Yes, in older jets and turbo props rapid throttle motion is all it takes. Even not so rapid if they’re already at high thrust. A first officer at my airline hit the resume lights during a go-around. The normal pilot reflex is to simply push everything forward, but that can get you in trouble without FADEC to manage things.
As for running lean, note that there is no mixture control on turbine engines.
Turbine temperature is proportional to fuel flow. The more fuel you put in the more thrust you get but also the hotter everything gets. It’s very easy to over temp a non FADEC engine just by pushing the thrust levers forward beyond max thrust.
You can also get an over temp during start. Another way you can get it is if the engines have a high load on them, E.g. running a generator, hydraulic pump and pneumatic systems.
I’d have to dig out some manuals to answer that question accurately. Will see what I can do later tonight. Or better yet, one of our other pilots may post the answer!
Crap, I was really hoping somebody smarter than me would have answered this by now. I know I’m going to mangle it, but here goes…
The basic purpose and design of a jet engine obviates the need for pilot-commanded mixture controls, such as we are used to seeing in piston aircraft (ie, the red knob / lever).
Jet engines compress air. They’re really good at that, it’s their main goal in life. They compress the hell out of air BEFORE it gets mixed with fuel and then burned. And they do this very well more or less regardless of altitude. OK, not regardless to infinity. But jets are able to work well - indeed, even more efficiently - at high altitudes because of their great ability to compress incoming air. The fuel / air mixture is mostly assured by the very nature of the engine design.
As to how it accomplishes this? You get into diffusers, low and high pressure compressors, inlet guide vanes, etc., and I’ll be even more completely out of my depth if I continue this sentence for very much longer. But circling back to the OP, FADEC oversees the details of this stuff inside the engine, and provides the various protections we’ve already discussed.
This all allows me, the dumb pilot who knows far less about the actual oily parts of the engines than you might imagine, to simply shove the thrust levers forward and get thrust approximating what I desired. I am then free to attend to the truly important parts of my job, namely explaining to my rich clients why we mistakenly got them Fiji water instead of the requested Smart Water. And no, I’m not making that part up.

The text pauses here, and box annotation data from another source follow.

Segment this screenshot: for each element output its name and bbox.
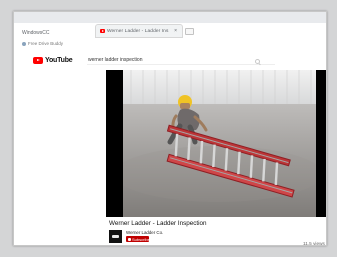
subscribe-button[interactable]: Subscribe (126, 236, 150, 242)
video-frame (123, 70, 316, 217)
search-icon[interactable] (255, 59, 260, 64)
video-player[interactable] (106, 70, 326, 217)
search-input[interactable]: werner ladder inspection (87, 56, 275, 65)
subscriber-count (152, 237, 158, 239)
view-count: 11.5 views (303, 241, 325, 246)
youtube-icon (100, 29, 105, 33)
close-icon[interactable]: × (174, 28, 177, 34)
youtube-header: YouTube werner ladder inspection (14, 51, 326, 65)
bookmark-label: Free Drive Buddy (28, 41, 64, 46)
video-title: Werner Ladder - Ladder Inspection (109, 220, 207, 227)
subscribe-icon (128, 237, 131, 241)
subscribe-label: Subscribe (132, 236, 150, 242)
bookmark-icon (22, 41, 26, 46)
bookmark-item[interactable]: Free Drive Buddy (22, 41, 63, 46)
browser-title-bar (14, 12, 326, 23)
tab-title: Werner Ladder - Ladder Ins (107, 28, 169, 34)
new-tab-button[interactable] (185, 28, 194, 35)
browser-window: WindowsCC Werner Ladder - Ladder Ins × F… (13, 11, 327, 246)
youtube-logo-icon (33, 57, 43, 64)
channel-avatar[interactable] (109, 230, 122, 243)
channel-row: Werner Ladder Co. Subscribe (109, 230, 326, 245)
channel-name[interactable]: Werner Ladder Co. (126, 230, 163, 235)
video-scene (123, 70, 316, 217)
youtube-logo-text: YouTube (45, 57, 73, 64)
youtube-logo[interactable]: YouTube (33, 57, 73, 64)
tab-werner-ladder[interactable]: Werner Ladder - Ladder Ins × (95, 24, 183, 38)
bookmark-bar: Free Drive Buddy (14, 39, 326, 48)
browser-label: WindowsCC (22, 30, 50, 36)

Now please, someone with better knowledge of engine theory explain what I screwed up.
(Note, the following is a guess based totally on many hours of watching this guy on YouTube taking apart jet engines.)
Besides lean/rich, there are two other fairly useful adjustments that can be made in many jet engines: variable guide vanes at the inlet can be adjusted and variable stator vanes in the compression stage can be adjusted.
The former is necessary because compressor blades are little airplane wings that can stall just like an airplane wing, so adjustments to inlet vanes are needed in order to change the angle of attack of the incoming air stream to the compressor blades, so you don’t get a compressor stall on startup and at low speeds.
Likewise, the adjustments of the angle of the stator vanes affects the aerodynamics of the compressor. These both are mostly needed to allow the engine to run at lower speeds that are outside of the normal optimal design speed.
Another option designers have is to bleed air from the compressor at various points.
Presumably these things, along with fuel, are all orchestrated automatically as the pilot asks for power in conditions of changing velocity and density.